You go looking, you find things you wish you didn’t know.”

  “Like what?”

  “It’s medicine. We pull people apart, put them back together but we know so little. I’m still skinny. It’s just how I am. It didn’t make any difference what doctors you saw.”

  “David really is such a sweet man. Tell him not to worry so much. But are you sure you’re not worried too?” She looked at me and didn’t answer. I spoke again. “It can’t hurt to check.”

  On the way out, I showed Grace the sugar glider. “I’ll drop in after work today with the kids and take it out to uni,” she said. “The vet school will know what the problem is.”

  “He’s tired and hungry, that’s all,” I said, “and lost from his mother. I can keep him here.”

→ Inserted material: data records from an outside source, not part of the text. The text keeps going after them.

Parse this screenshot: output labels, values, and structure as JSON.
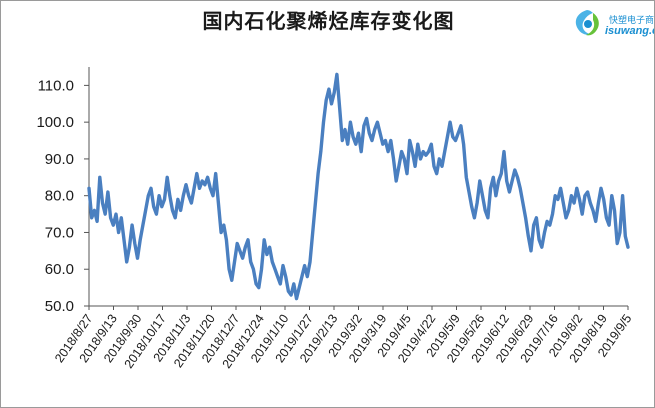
{
  "title": "国内石化聚烯烃库存变化图",
  "logo": {
    "name_cn": "快塑电子商",
    "name_en": "isuwang.c",
    "color": "#1a8fd1"
  },
  "chart_data": {
    "type": "line",
    "title": "国内石化聚烯烃库存变化图",
    "xlabel": "",
    "ylabel": "",
    "ylim": [
      50,
      115
    ],
    "yticks": [
      "50.0",
      "60.0",
      "70.0",
      "80.0",
      "90.0",
      "100.0",
      "110.0"
    ],
    "grid": false,
    "legend": "none",
    "line_color": "#4a7fc0",
    "x_tick_labels": [
      "2018/8/27",
      "2018/9/13",
      "2018/9/30",
      "2018/10/17",
      "2018/11/3",
      "2018/11/20",
      "2018/12/7",
      "2018/12/24",
      "2019/1/10",
      "2019/1/27",
      "2019/2/13",
      "2019/3/2",
      "2019/3/19",
      "2019/4/5",
      "2019/4/22",
      "2019/5/9",
      "2019/5/26",
      "2019/6/12",
      "2019/6/29",
      "2019/7/16",
      "2019/8/2",
      "2019/8/19",
      "2019/9/5"
    ],
    "series": [
      {
        "values": [
          82,
          74,
          76,
          73,
          85,
          78,
          75,
          81,
          74,
          72,
          75,
          70,
          74,
          68,
          62,
          66,
          72,
          67,
          63,
          68,
          72,
          76,
          80,
          82,
          77,
          75,
          80,
          77,
          79,
          85,
          80,
          76,
          74,
          79,
          76,
          80,
          83,
          80,
          78,
          82,
          86,
          82,
          84,
          83,
          85,
          82,
          80,
          86,
          78,
          70,
          72,
          68,
          60,
          57,
          62,
          67,
          65,
          63,
          66,
          68,
          62,
          60,
          56,
          55,
          60,
          68,
          64,
          66,
          62,
          60,
          58,
          56,
          61,
          58,
          54,
          53,
          56,
          52,
          55,
          58,
          61,
          58,
          62,
          70,
          78,
          86,
          92,
          100,
          106,
          109,
          105,
          108,
          113,
          104,
          95,
          98,
          94,
          100,
          96,
          94,
          97,
          92,
          99,
          101,
          97,
          95,
          98,
          100,
          97,
          94,
          95,
          92,
          95,
          90,
          84,
          88,
          92,
          90,
          86,
          95,
          92,
          88,
          94,
          90,
          92,
          91,
          92,
          94,
          88,
          86,
          90,
          88,
          92,
          96,
          100,
          96,
          95,
          97,
          99,
          94,
          85,
          81,
          77,
          74,
          78,
          84,
          80,
          76,
          74,
          82,
          85,
          80,
          84,
          86,
          92,
          84,
          81,
          84,
          87,
          85,
          82,
          78,
          74,
          69,
          65,
          72,
          74,
          68,
          66,
          70,
          73,
          72,
          75,
          80,
          79,
          82,
          78,
          74,
          76,
          80,
          78,
          82,
          79,
          75,
          80,
          81,
          78,
          76,
          73,
          78,
          82,
          79,
          74,
          72,
          80,
          76,
          67,
          70,
          80,
          69,
          66
        ]
      }
    ]
  }
}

  “I find myself constantly amazed by you, Iris. And you managed to change the subject after all.” She smiled. “I do want you to think twice about this trip. It’s unwise.”

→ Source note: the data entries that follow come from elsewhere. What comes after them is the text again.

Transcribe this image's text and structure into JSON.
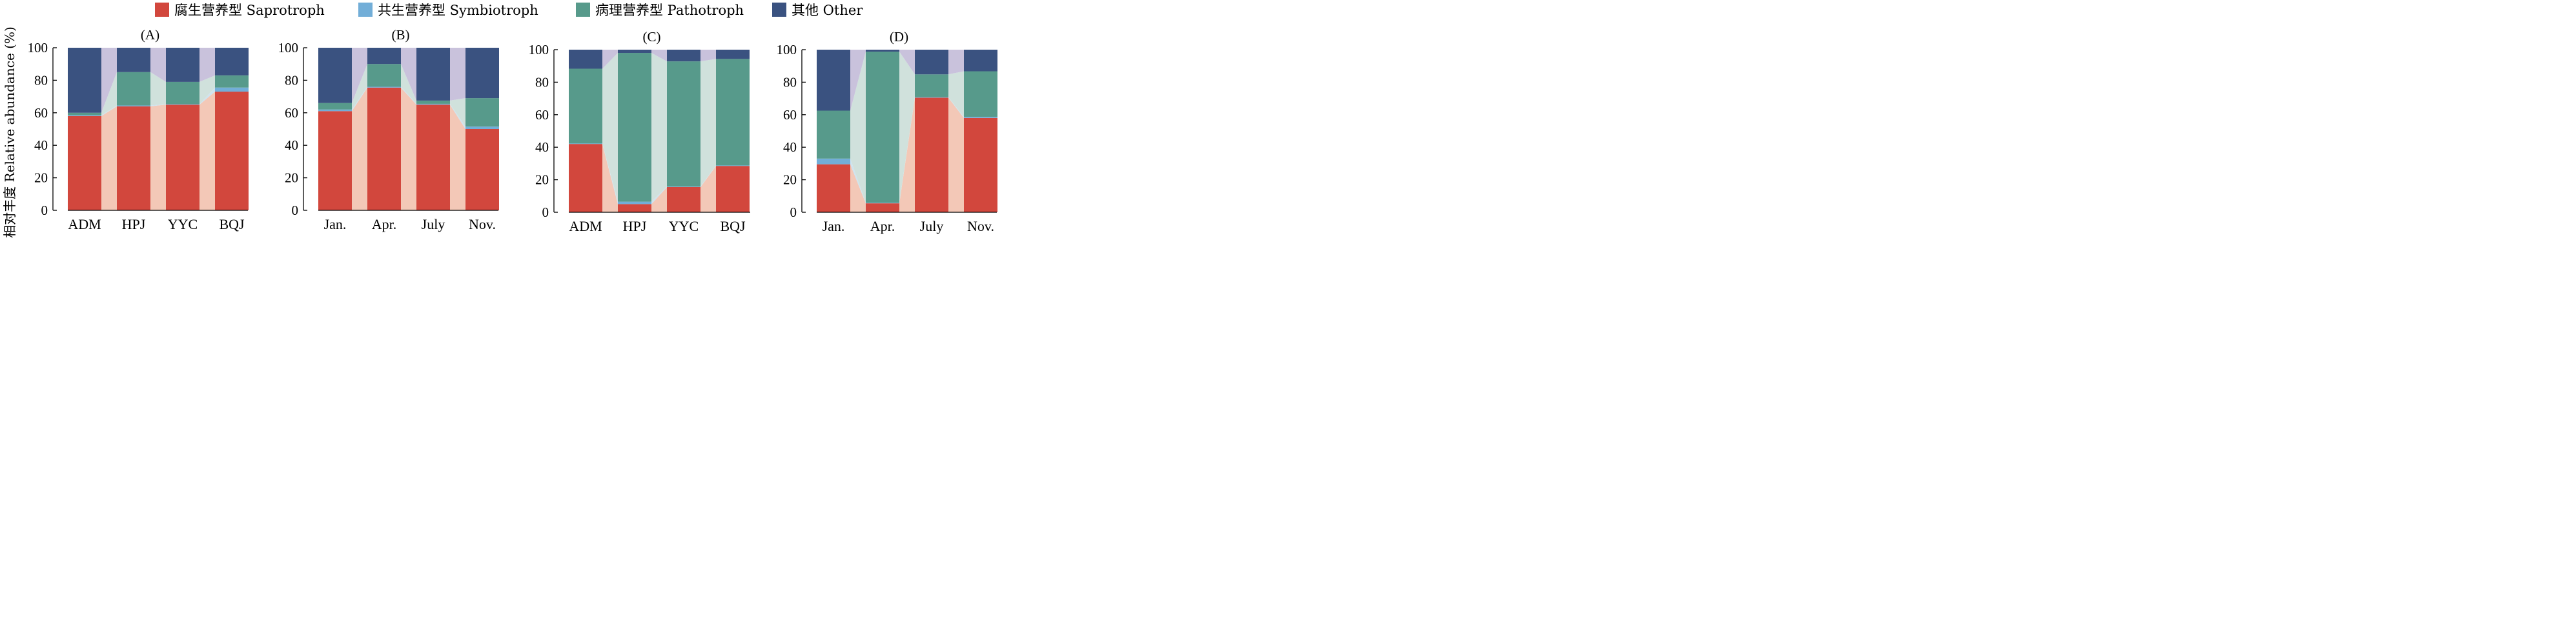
{
  "colors": {
    "Saprotroph": "#d2473d",
    "Symbiotroph": "#72aed8",
    "Pathotroph": "#579a8b",
    "Other": "#3a5280",
    "Saprotroph_band": "#f3c8b7",
    "Symbiotroph_band": "#cfe3ef",
    "Pathotroph_band": "#d0e1dc",
    "Other_band": "#c9c2dc"
  },
  "legend": [
    {
      "key": "Saprotroph",
      "label": "腐生营养型 Saprotroph"
    },
    {
      "key": "Symbiotroph",
      "label": "共生营养型 Symbiotroph"
    },
    {
      "key": "Pathotroph",
      "label": "病理营养型 Pathotroph"
    },
    {
      "key": "Other",
      "label": "其他 Other"
    }
  ],
  "ylabel": "相对丰度 Relative abundance (%)",
  "chart_data": [
    {
      "type": "bar",
      "stacked": true,
      "title": "(A)",
      "categories": [
        "ADM",
        "HPJ",
        "YYC",
        "BQJ"
      ],
      "ylim": [
        0,
        100
      ],
      "yticks": [
        0,
        20,
        40,
        60,
        80,
        100
      ],
      "series": [
        {
          "name": "腐生营养型 Saprotroph",
          "key": "Saprotroph",
          "values": [
            58,
            64,
            65,
            73
          ]
        },
        {
          "name": "共生营养型 Symbiotroph",
          "key": "Symbiotroph",
          "values": [
            0.5,
            0.5,
            0.3,
            2.5
          ]
        },
        {
          "name": "病理营养型 Pathotroph",
          "key": "Pathotroph",
          "values": [
            1.5,
            20.5,
            13.7,
            7.5
          ]
        },
        {
          "name": "其他 Other",
          "key": "Other",
          "values": [
            40,
            15,
            21,
            17
          ]
        }
      ]
    },
    {
      "type": "bar",
      "stacked": true,
      "title": "(B)",
      "categories": [
        "Jan.",
        "Apr.",
        "July",
        "Nov."
      ],
      "ylim": [
        0,
        100
      ],
      "yticks": [
        0,
        20,
        40,
        60,
        80,
        100
      ],
      "series": [
        {
          "name": "腐生营养型 Saprotroph",
          "key": "Saprotroph",
          "values": [
            61,
            75.5,
            65,
            50
          ]
        },
        {
          "name": "共生营养型 Symbiotroph",
          "key": "Symbiotroph",
          "values": [
            1,
            0.5,
            0.5,
            1.5
          ]
        },
        {
          "name": "病理营养型 Pathotroph",
          "key": "Pathotroph",
          "values": [
            4,
            14,
            2,
            17.5
          ]
        },
        {
          "name": "其他 Other",
          "key": "Other",
          "values": [
            34,
            10,
            32.5,
            31
          ]
        }
      ]
    },
    {
      "type": "bar",
      "stacked": true,
      "title": "(C)",
      "categories": [
        "ADM",
        "HPJ",
        "YYC",
        "BQJ"
      ],
      "ylim": [
        0,
        100
      ],
      "yticks": [
        0,
        20,
        40,
        60,
        80,
        100
      ],
      "series": [
        {
          "name": "腐生营养型 Saprotroph",
          "key": "Saprotroph",
          "values": [
            42,
            5,
            15.5,
            28.5
          ]
        },
        {
          "name": "共生营养型 Symbiotroph",
          "key": "Symbiotroph",
          "values": [
            0.3,
            1.5,
            0.3,
            0.3
          ]
        },
        {
          "name": "病理营养型 Pathotroph",
          "key": "Pathotroph",
          "values": [
            46,
            91.5,
            77,
            65.5
          ]
        },
        {
          "name": "其他 Other",
          "key": "Other",
          "values": [
            11.7,
            2,
            7.2,
            5.7
          ]
        }
      ]
    },
    {
      "type": "bar",
      "stacked": true,
      "title": "(D)",
      "categories": [
        "Jan.",
        "Apr.",
        "July",
        "Nov."
      ],
      "ylim": [
        0,
        100
      ],
      "yticks": [
        0,
        20,
        40,
        60,
        80,
        100
      ],
      "series": [
        {
          "name": "腐生营养型 Saprotroph",
          "key": "Saprotroph",
          "values": [
            29.5,
            5.5,
            70.5,
            58
          ]
        },
        {
          "name": "共生营养型 Symbiotroph",
          "key": "Symbiotroph",
          "values": [
            3.5,
            0.3,
            0.3,
            0.7
          ]
        },
        {
          "name": "病理营养型 Pathotroph",
          "key": "Pathotroph",
          "values": [
            29.5,
            93,
            14,
            28
          ]
        },
        {
          "name": "其他 Other",
          "key": "Other",
          "values": [
            37.5,
            1.2,
            15.2,
            13.3
          ]
        }
      ]
    }
  ]
}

  “There’s nothing unwise at my age,” I said.

  “By the way,” she said, “exactly what is Royaumont?” She was nursing the tiny sugar glider in one hand. “He’s so cute,” she said, “reminds me of the prems in Vancouver. You get to the stage where a full-term baby seems obscenely big.”

  “It was a hospital I worked in,” I said. “In France, during the war.”

  “I didn’t even know you’d been to France,” she said, distractedly. “You mean World War I? You’ve never mentioned it before.” She put the glider back in the box gently and then looked at her watch. “You were a nurse.”

  “I was assistant to the hospital’s superintendent,” I said. “She was the most marvellous woman.”

  “How come I don’t know about this?” Grace said.

  “The sum of things you don’t know about me is vast, my dear girl. It all happened such a long time ago. Now, get off to work and let me get on with my day.”

  “Milk and sugar in an eyedropper,” she said, looking at the glider again.